The data was so convincing that, in 2007, the American College of Sports Medicine joined forces with the American Medical Association to launch Exercise Is Medicine, a trademarked initiative to help facilitate the adoption of fitness metrics among medical professionals. Doctors, they urged, shouldn’t just check your blood pressure. They should track how much physical activity you get every day.
“There is no chronic disease that exercise doesn’t touch,” says Robert Sallis, a clinical professor of family medicine in Fontana, California, and founder of Exercise Is Medicine. “It makes so much sense that this ought to be a first-line prescription.”
Though they’re great in theory, attempts to rely on fitness as either prevention or therapy haven’t worked well in practice, Sallis says.

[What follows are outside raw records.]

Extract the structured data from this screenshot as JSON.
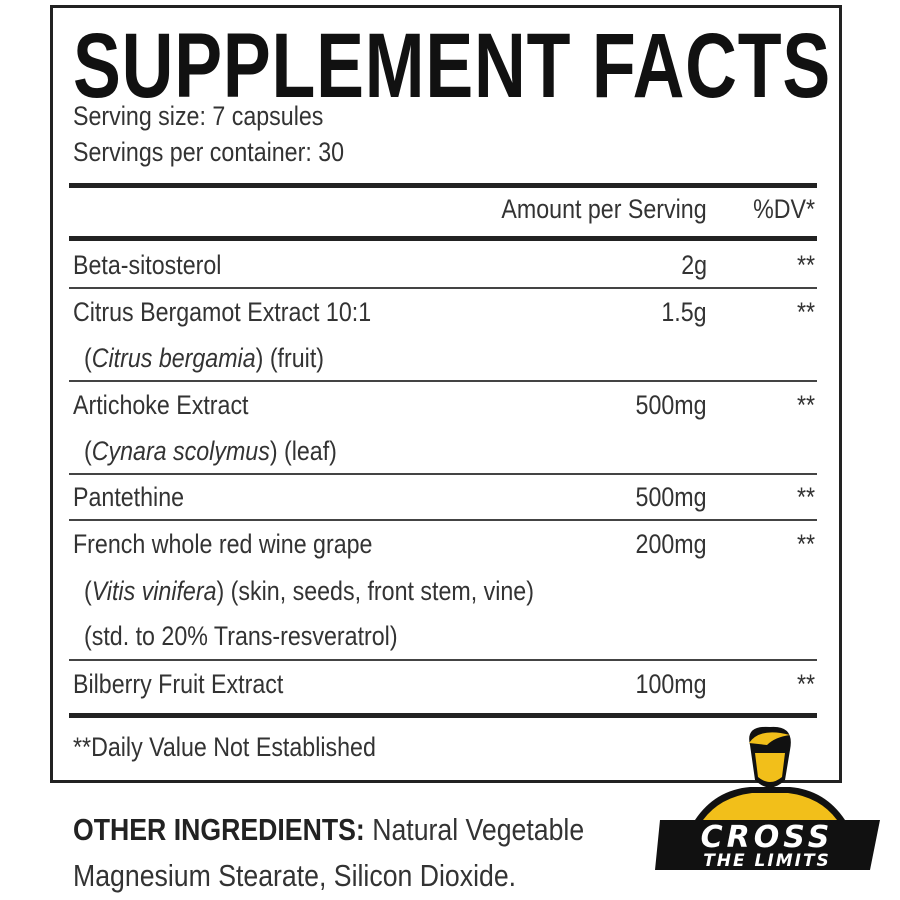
{
  "title": "SUPPLEMENT FACTS",
  "serving_size": "Serving size: 7 capsules",
  "servings_per_container": "Servings per container: 30",
  "header": {
    "amount": "Amount per Serving",
    "dv": "%DV*"
  },
  "rows": [
    {
      "name": "Beta-sitosterol",
      "amount": "2g",
      "dv": "**"
    },
    {
      "name": "Citrus Bergamot Extract 10:1",
      "latin": "Citrus bergamia",
      "part": " (fruit)",
      "amount": "1.5g",
      "dv": "**"
    },
    {
      "name": "Artichoke Extract",
      "latin": "Cynara scolymus",
      "part": " (leaf)",
      "amount": "500mg",
      "dv": "**"
    },
    {
      "name": "Pantethine",
      "amount": "500mg",
      "dv": "**"
    },
    {
      "name": "French whole red wine grape",
      "latin": "Vitis vinifera",
      "part": " (skin, seeds, front stem, vine)",
      "note": "(std. to 20% Trans-resveratrol)",
      "amount": "200mg",
      "dv": "**"
    },
    {
      "name": "Bilberry Fruit Extract",
      "amount": "100mg",
      "dv": "**"
    }
  ],
  "footnote": "**Daily Value Not Established",
  "other": {
    "label": "OTHER INGREDIENTS:",
    "line1": " Natural Vegetable",
    "line2": "Magnesium Stearate, Silicon Dioxide."
  },
  "logo": {
    "line1": "CROSS",
    "line2": "THE LIMITS",
    "colors": {
      "yellow": "#f2bf1a",
      "black": "#111111"
    }
  }
}
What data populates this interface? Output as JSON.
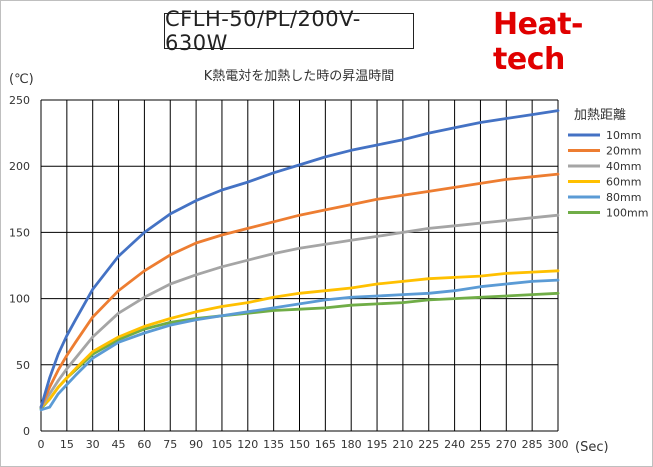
{
  "header": {
    "model": "CFLH-50/PL/200V-630W",
    "brand": "Heat-tech"
  },
  "chart_data": {
    "type": "line",
    "title": "K熱電対を加熱した時の昇温時間",
    "xlabel": "(Sec)",
    "ylabel": "(℃)",
    "xlim": [
      0,
      300
    ],
    "ylim": [
      0,
      250
    ],
    "xticks": [
      0,
      15,
      30,
      45,
      60,
      75,
      90,
      105,
      120,
      135,
      150,
      165,
      180,
      195,
      210,
      225,
      240,
      255,
      270,
      285,
      300
    ],
    "yticks": [
      0,
      50,
      100,
      150,
      200,
      250
    ],
    "grid": true,
    "legend_title": "加熱距離",
    "legend_position": "right",
    "x": [
      0,
      5,
      10,
      15,
      20,
      30,
      45,
      60,
      75,
      90,
      105,
      120,
      135,
      150,
      165,
      180,
      195,
      210,
      225,
      240,
      255,
      270,
      285,
      300
    ],
    "series": [
      {
        "name": "10mm",
        "color": "#4472c4",
        "values": [
          18,
          40,
          58,
          72,
          84,
          107,
          132,
          150,
          164,
          174,
          182,
          188,
          195,
          201,
          207,
          212,
          216,
          220,
          225,
          229,
          233,
          236,
          239,
          242
        ]
      },
      {
        "name": "20mm",
        "color": "#ed7d31",
        "values": [
          18,
          33,
          46,
          57,
          67,
          86,
          106,
          121,
          133,
          142,
          148,
          153,
          158,
          163,
          167,
          171,
          175,
          178,
          181,
          184,
          187,
          190,
          192,
          194
        ]
      },
      {
        "name": "40mm",
        "color": "#a5a5a5",
        "values": [
          18,
          28,
          38,
          47,
          55,
          71,
          89,
          101,
          111,
          118,
          124,
          129,
          134,
          138,
          141,
          144,
          147,
          150,
          153,
          155,
          157,
          159,
          161,
          163
        ]
      },
      {
        "name": "60mm",
        "color": "#ffc000",
        "values": [
          18,
          24,
          33,
          40,
          47,
          60,
          71,
          79,
          85,
          90,
          94,
          97,
          101,
          104,
          106,
          108,
          111,
          113,
          115,
          116,
          117,
          119,
          120,
          121
        ]
      },
      {
        "name": "80mm",
        "color": "#5b9bd5",
        "values": [
          16,
          18,
          28,
          35,
          42,
          55,
          67,
          74,
          80,
          84,
          87,
          90,
          93,
          96,
          99,
          101,
          102,
          103,
          104,
          106,
          109,
          111,
          113,
          114
        ]
      },
      {
        "name": "100mm",
        "color": "#70ad47",
        "values": [
          17,
          24,
          33,
          40,
          46,
          58,
          69,
          77,
          82,
          85,
          87,
          89,
          91,
          92,
          93,
          95,
          96,
          97,
          99,
          100,
          101,
          102,
          103,
          104
        ]
      }
    ]
  }
}
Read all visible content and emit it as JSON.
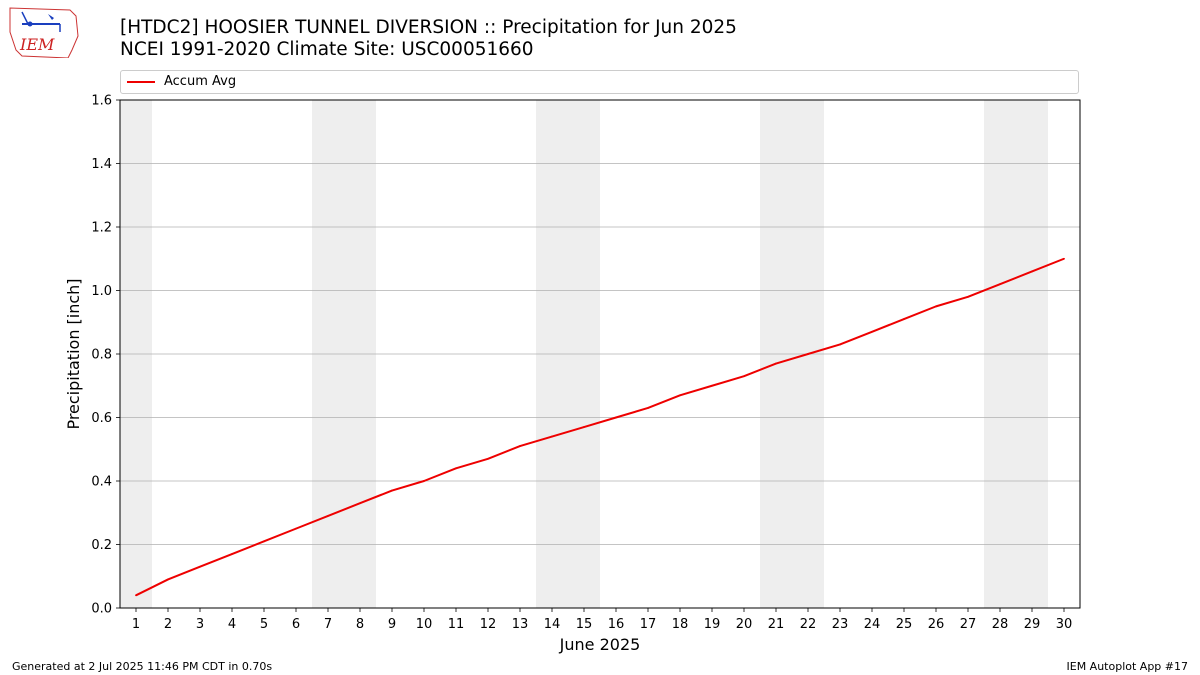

Busy physicians rarely have time to talk to patients about their diet and physical activity, and if they do the conversation is often brief and vague. “It’s frustrating,” says Sallis. “It’s all about pills and procedures. We’re not putting ads on TV saying, ‘Ask your doctor about exercise.’ ”
My conversation with Sallis reminds me that so much about exercise doesn’t mix well with contemporary culture. We’ve engineered most movement out of our lives; we eat too much, drink too much, stress too much, and sleep too little. For many exercise is arduous and unpleasant, and it has to be stacked on top of other demands, like working a job (or jobs), raising a family, and managing the relentless addictions and distractions of late capitalism.
If that doesn’t make things hard enough, we also aren’t particularly well adapted to exercise, argues evolutionary biologist Daniel Lieberman, author of Exercised: The Science of Physical Activity, Rest, and Health. Viewed through a Darwinian lens, being lazy—that is, conserving energy—is a survival tactic. According to Lieberman, exercise is a “weird” modern contrivance invented to replace eons of physical effort.
As has been true for most of human evolution, exercise—physical activity—must be “necessary” and “fun” to be sustainable, Lieberman writes. Absent those qualities, we’re swimming against an increasingly swift current, if not already being washed downstream.